I suspect this is working as intended, but I’d like to verify.
We attempted to have a certificate issued for a domain that had no blocking CAA record, had DNSSEC enabled, and the authoritative NS did not provide a non-existence proof for the CAA type (making the lack of CAA record invalid).
Is this a necessary security feature, or a potential oversight? It seems to me DV with DNSSEC would necessarily require crypto proofs for the A/AAAA/TXT records which are used to prove ownership, not the CAA which authorizes a CA. I’m not intimately familiar with the RFC though, so I’m not sure. It might be nice to help early adopters of DNSSEC to drop the non-existence proof requirement for CAA records, but I defer to the smarter people in the room.
If you had a prohibitive CAA record (0 issue ;) in your signed zone, being able to evade it by forging an unsigned stripping the NSEC would be pretty disappointing.
I think the RFC does address this directly:
DNSSEC provides a proof of non-existence for both DNS domains and RR
set within domains. DNSSEC verification thus enables an issuer to
determine if the answer to a CAA record query is empty because the RR
set is empty or if it is non-empty but the response has been
suppressed.
looks like your name server is wrong. Or better: The DNSSEC implementation your name server uses is buggy.

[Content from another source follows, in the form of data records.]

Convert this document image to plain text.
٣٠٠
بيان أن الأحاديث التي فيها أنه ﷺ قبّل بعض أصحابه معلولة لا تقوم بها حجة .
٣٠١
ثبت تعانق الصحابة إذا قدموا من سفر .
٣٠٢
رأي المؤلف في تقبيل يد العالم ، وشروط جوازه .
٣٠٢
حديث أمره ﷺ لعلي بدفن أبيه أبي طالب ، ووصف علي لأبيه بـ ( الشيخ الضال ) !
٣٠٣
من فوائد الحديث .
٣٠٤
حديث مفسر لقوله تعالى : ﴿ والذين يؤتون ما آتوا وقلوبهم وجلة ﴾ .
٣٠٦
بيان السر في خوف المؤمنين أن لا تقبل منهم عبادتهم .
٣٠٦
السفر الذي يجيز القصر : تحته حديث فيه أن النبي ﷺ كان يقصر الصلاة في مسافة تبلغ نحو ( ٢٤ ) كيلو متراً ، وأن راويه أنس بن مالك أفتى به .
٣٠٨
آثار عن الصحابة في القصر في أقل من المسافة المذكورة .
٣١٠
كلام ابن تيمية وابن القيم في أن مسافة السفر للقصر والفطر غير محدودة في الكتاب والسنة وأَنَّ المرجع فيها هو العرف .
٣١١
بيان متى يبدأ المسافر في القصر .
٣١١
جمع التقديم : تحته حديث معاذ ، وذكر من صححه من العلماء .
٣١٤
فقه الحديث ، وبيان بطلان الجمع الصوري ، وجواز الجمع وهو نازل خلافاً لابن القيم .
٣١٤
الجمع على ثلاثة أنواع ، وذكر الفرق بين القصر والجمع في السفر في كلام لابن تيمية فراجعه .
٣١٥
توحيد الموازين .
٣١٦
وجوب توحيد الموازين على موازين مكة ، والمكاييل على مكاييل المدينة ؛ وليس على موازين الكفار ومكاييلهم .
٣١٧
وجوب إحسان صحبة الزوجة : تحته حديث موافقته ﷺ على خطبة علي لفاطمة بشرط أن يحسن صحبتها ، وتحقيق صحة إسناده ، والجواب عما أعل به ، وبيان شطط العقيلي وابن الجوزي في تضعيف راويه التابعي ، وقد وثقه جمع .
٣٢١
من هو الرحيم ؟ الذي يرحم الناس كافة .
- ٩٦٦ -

The non-existence proof of a record is an important part of DNSSEC, it't 50 % of DNSSEC.
So if a domain uses DNSSEC, doesn't have a CAA record and doesn't proof the non-existence:
Don't use DNSSEC or update your configuration.
And it's not a problem of the ACME-RFC.
DNSSEC isn't something that's "new". Sounds like you use a DNSSEC software that is too old and not updated, if this software doesn't support CAA records.
Yep, as @_az and @JuergenAuer said, we won’t issue if we get an error during CAA validation, which includes the scenario you describe.
Also, validating DNSSEC during validation isn’t actually required by the BRs. We choose to do it because the extra validation is valuable for those who have enabled DNSSEC.
CAs are permitted to treat a record lookup failure as permission to issue if:
the failure is outside the CA's infrastructure;
the lookup has been retried at least once; and
the domain's zone does not have a DNSSEC validation chain to the ICANN root
That last requirement, "the domain's zone does not have a DNSSEC validation chain to the ICANN root" to me implies that if the domain's zone does have a DNSSEC validation chain to the ICANN root, then CAs MUST NOT treat a record lookup failure as permission to issue.
That section gives two options: Implementing DNSSEC, or never treating lookup failure as permission to issue. A CA that treats CAA lookup failure as a fatal error doesn’t have to validate DNSSEC.
Let’s Encrypt actually does both – they validate DNSSEC and consider CAA failures to be fatal errors.